Adds the TV Addict: I’m not sure what worries me more, the inclusion of that-would-have-been-so-cool-five-years-ago “Crouching Tiger” fight choreography or that the trailer actually boasts that GI: JOE is “from the director of THE MUMMY.” Thoughts?
TRANSFORMERS 2: REVENGE OF THE FALLEN
Says the REEL Addict: If you’re a Michael Bay produced/directed sequel to TRANSFORMERS and you get only thirty seconds to make an impression during the Super Bowl what to you do to get people excited? Show them big f—–g robots. I know the first one has a lot of detractors, but as someone who enjoyed the heck out of it, this spot makes it seem like it’s more of the same, and hey, that works for me.
Adds the TV Addict: Considering I fell asleep through the first
glorified toy commercial movie, I have a feeling that I’m not exactly in Michael Bay’s target demographic (read: twelve year olds with too much time on their hands)
ANGELS & DEMONS
Says the REEL Addict: It’s a tell tale sign that when watching this hum-ho promo spot (for a pseudo-sequel to DA VINCI CODE that I’m not sure anyone really wanted), the only reaction it elicited out of me was: “Ewan McGregor is in this?”
Adds the TV Addict: While I’m not exactly running to see Ron Howard’s DA VINCI CODE follow-up, I’m going to at least applaud the man for putting Tom Hank’s hair back to normal. Seriously, what were they thinking?
FAST & FURIOUS
Says the REEL Addict: As someone who actually digs the original, I do sort of welcome the return of the original cast. I’m even sort of okay with the blatant attempt to exponentially boost the action, cars are flying everywhere factor. Besides, you have to love the cheeky tag line at the end, reminding us that this is a “new model, original parts.” Makes me think this movie knows what it is, and is okay with it. Except for the fact that it’s so embarrassed it’s a fourth installment it ditches anything that could make you think that.

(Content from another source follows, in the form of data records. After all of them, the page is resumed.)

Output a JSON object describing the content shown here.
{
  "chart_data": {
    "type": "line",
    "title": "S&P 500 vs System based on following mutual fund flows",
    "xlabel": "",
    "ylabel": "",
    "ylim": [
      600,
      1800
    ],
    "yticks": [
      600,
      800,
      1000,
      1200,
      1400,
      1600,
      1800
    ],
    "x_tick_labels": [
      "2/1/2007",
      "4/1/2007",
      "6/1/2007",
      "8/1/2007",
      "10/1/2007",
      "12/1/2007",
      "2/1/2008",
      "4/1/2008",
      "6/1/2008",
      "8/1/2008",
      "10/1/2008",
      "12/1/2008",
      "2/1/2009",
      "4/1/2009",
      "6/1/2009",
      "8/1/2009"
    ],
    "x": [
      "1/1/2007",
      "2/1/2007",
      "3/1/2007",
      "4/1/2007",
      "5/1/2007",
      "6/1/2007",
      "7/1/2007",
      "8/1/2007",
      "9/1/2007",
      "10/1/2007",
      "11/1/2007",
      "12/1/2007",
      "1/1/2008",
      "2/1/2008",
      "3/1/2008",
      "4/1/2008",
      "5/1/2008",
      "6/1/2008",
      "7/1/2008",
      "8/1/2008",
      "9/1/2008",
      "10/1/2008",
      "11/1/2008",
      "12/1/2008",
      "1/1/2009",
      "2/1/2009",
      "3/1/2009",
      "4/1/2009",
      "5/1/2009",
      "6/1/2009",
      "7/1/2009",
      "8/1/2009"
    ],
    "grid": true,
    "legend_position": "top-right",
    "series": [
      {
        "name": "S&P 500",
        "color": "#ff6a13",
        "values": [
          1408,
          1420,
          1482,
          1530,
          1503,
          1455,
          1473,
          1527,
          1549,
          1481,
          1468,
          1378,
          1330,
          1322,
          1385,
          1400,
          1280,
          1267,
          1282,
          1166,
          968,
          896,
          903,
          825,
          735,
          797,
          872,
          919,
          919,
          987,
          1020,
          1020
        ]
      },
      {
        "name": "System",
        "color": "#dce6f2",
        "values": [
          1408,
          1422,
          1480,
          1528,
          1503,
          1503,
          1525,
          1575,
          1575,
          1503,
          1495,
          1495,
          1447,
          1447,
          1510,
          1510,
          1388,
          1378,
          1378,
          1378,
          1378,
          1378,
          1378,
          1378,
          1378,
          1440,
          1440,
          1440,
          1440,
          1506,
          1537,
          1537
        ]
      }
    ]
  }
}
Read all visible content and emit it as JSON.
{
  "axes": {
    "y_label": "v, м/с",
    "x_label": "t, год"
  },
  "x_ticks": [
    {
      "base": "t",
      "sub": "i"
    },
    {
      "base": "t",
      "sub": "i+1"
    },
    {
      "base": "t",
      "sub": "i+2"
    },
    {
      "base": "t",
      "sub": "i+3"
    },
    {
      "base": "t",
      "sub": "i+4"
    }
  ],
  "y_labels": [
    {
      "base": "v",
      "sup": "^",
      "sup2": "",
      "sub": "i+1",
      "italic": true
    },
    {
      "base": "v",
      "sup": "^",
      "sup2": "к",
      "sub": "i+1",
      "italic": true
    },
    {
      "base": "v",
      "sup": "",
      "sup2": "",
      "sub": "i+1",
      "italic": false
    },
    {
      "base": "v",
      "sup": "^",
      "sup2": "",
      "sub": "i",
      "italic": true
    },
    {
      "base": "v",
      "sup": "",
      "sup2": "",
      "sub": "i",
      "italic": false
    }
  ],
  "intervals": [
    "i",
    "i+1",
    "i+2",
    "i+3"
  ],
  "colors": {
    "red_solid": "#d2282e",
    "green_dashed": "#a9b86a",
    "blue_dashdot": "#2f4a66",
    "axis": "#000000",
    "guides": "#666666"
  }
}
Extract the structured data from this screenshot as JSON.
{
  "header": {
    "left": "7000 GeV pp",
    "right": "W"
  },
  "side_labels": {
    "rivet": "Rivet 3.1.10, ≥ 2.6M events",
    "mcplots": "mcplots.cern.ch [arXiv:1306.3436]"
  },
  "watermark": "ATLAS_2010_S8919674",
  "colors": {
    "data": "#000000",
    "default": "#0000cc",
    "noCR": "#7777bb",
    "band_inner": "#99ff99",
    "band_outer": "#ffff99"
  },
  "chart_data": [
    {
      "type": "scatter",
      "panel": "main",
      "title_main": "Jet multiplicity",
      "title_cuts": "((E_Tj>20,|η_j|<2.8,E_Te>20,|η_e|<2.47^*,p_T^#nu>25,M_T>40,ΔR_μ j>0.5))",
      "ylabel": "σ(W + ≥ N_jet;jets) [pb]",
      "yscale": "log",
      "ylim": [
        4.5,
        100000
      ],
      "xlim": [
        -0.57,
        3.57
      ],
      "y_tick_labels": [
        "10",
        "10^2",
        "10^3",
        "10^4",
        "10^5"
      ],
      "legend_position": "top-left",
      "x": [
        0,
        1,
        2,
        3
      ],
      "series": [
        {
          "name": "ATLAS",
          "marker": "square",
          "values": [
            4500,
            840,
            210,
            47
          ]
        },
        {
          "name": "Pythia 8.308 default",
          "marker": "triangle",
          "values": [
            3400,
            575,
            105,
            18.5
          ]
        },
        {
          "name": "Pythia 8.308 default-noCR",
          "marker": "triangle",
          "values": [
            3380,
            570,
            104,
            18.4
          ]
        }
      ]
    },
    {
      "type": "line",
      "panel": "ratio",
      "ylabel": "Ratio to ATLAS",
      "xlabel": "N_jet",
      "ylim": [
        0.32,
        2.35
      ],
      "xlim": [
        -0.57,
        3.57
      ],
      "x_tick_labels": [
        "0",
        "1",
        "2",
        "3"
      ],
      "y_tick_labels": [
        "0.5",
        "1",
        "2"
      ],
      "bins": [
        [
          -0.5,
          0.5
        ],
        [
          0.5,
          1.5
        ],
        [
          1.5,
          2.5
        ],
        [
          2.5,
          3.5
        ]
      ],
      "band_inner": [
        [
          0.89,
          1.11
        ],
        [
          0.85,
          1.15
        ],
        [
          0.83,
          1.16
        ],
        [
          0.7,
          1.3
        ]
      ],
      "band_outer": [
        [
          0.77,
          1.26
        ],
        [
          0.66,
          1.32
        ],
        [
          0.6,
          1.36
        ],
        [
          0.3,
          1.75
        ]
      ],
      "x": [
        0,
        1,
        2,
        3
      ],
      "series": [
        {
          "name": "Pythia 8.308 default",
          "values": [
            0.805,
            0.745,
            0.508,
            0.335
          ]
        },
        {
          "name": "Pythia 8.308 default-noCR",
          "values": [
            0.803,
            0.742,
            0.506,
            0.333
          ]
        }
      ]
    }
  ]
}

Adds the TV Addict: Of course the big question remains, will I really be able to pick up on all the underlining themes and appreciate this fourth installment having missed movies one through three?
LAND OF THE LOST
Says the REEL Addict: I don’t know, call me mean, but based on this brief glimpse this look about as good as the special effects on that T-Rex (and that’s despite the fact that I know it’s supposed to be a little bad/funny/campy looking). Then again maybe I’m just bitter I couldn’t see more of the adorable Anna Friel and disgruntled that Matt Lauer seems to be in every film these days.
Adds the TV Addict: Will Ferrell playing a variation of the same character he’s delivered for the better part of a decade. Count us out.
Says the REEL Addict: Largely this promo isn’t nearly as funny as it thinks it is, but the hunter vs. maker conversation and Paul Rudd’s delivery of “Hey, did you shoot my cow?” make it worth checking out. That, and seeing Michael Cera, Jack Black, David Cross and Paul Rudd in a scene together. (Well, okay, maybe not Jack Black).
Adds the TV Addict: Michael Cera, Jack Black, David Cross and Paul Rudd, count us in.
RACE TO WITCH MOUNTAIN
Says the REEL Addict: You know, I don’t know if it’s because it seems like this movie (and The Rock) is trying way too hard, or if it’s so disjointed or out there with its alien story, but something about this just isn’t doing it for me. The Rock’s non-sequesters don’t help either.
Adds the TV Addict: Count us among the many who have undoubtedly wondered why Dwayne “The Rock” Johnson sold his soul to the Disney corporation.